Yes, interest rates are (very likely) going to be lowered, judging from the message given by the United States Federal Reserve last week. Soon, financial news and blogosphere were filled with questions like the blog title above, or something similar. It is natural for investors to ask such a question as REITs, or real estate investment trusts, are a leveraged asset class, and a fall in interest rates meant that cost of loans would go down, which subsequently increases distributions.
To answer the question, I would dish out the same old answer which I love to dispense; it depends. Ideally, a good time to buy REITs would be when they were at their lowest and/or weakest. Using the iEdge S-REIT Leaders Index, during the past five years, the two weak points were sometime in March 2020 (COVID-19) and October 2023 (accelerated interest rate growth). Granted that these were hindsight views and true bottoms are very hard to catch, but with sound fundamental analysis implemented (REIT financials, environmental factors and economic conditions), plus a bit of price action model at play, chances are higher of getting at least around the deemed bottom of the moment.
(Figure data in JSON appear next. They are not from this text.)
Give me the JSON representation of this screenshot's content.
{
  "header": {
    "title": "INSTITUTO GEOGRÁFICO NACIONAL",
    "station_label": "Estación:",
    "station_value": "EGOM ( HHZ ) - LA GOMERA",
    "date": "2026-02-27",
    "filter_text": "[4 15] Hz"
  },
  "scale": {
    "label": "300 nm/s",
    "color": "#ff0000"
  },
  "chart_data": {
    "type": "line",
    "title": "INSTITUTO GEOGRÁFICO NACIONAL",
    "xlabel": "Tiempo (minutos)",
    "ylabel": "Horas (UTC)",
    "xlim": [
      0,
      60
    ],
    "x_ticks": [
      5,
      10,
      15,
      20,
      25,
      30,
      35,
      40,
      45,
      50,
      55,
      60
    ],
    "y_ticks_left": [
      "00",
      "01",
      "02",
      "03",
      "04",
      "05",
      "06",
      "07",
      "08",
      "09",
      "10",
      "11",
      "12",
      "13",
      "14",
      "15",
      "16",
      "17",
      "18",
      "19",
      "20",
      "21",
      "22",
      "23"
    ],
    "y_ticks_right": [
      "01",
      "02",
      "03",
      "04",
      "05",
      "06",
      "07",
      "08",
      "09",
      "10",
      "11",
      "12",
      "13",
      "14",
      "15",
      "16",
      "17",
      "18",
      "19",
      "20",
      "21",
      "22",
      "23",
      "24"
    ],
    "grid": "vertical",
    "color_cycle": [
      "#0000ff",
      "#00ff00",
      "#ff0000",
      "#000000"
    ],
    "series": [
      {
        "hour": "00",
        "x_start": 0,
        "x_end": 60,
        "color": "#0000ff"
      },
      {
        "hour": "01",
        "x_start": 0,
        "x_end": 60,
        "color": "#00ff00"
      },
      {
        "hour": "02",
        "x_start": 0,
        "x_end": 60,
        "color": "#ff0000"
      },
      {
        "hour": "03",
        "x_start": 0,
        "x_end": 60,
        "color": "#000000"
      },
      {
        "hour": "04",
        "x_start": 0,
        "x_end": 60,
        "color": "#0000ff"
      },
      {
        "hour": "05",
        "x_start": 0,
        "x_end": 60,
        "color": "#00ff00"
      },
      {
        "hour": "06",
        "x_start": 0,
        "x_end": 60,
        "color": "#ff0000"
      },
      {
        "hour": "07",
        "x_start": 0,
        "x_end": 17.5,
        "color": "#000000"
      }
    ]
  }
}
If you did not catch the bottom, rest assured; if you had vested earlier in the REITs in your portfolio, now is a good time to average up, provided that the current prices ticked off your valuation checklist, and there is a great potential that your selected REIT prices will rise. If you had not, however, and/or not that good in analysing REITs, then perhaps you can start off with REIT ETFs (exchange traded funds), which currently there are five listed in the local Singapore Exchange. As the REIT ETFs are, to a certain extent, seen as representatives of the asset class, making periodic entries into them (monthly, quarterly, half-yearly or yearly) would at least give you exposure, thus for this method, “any time to buy REITs is a good time”.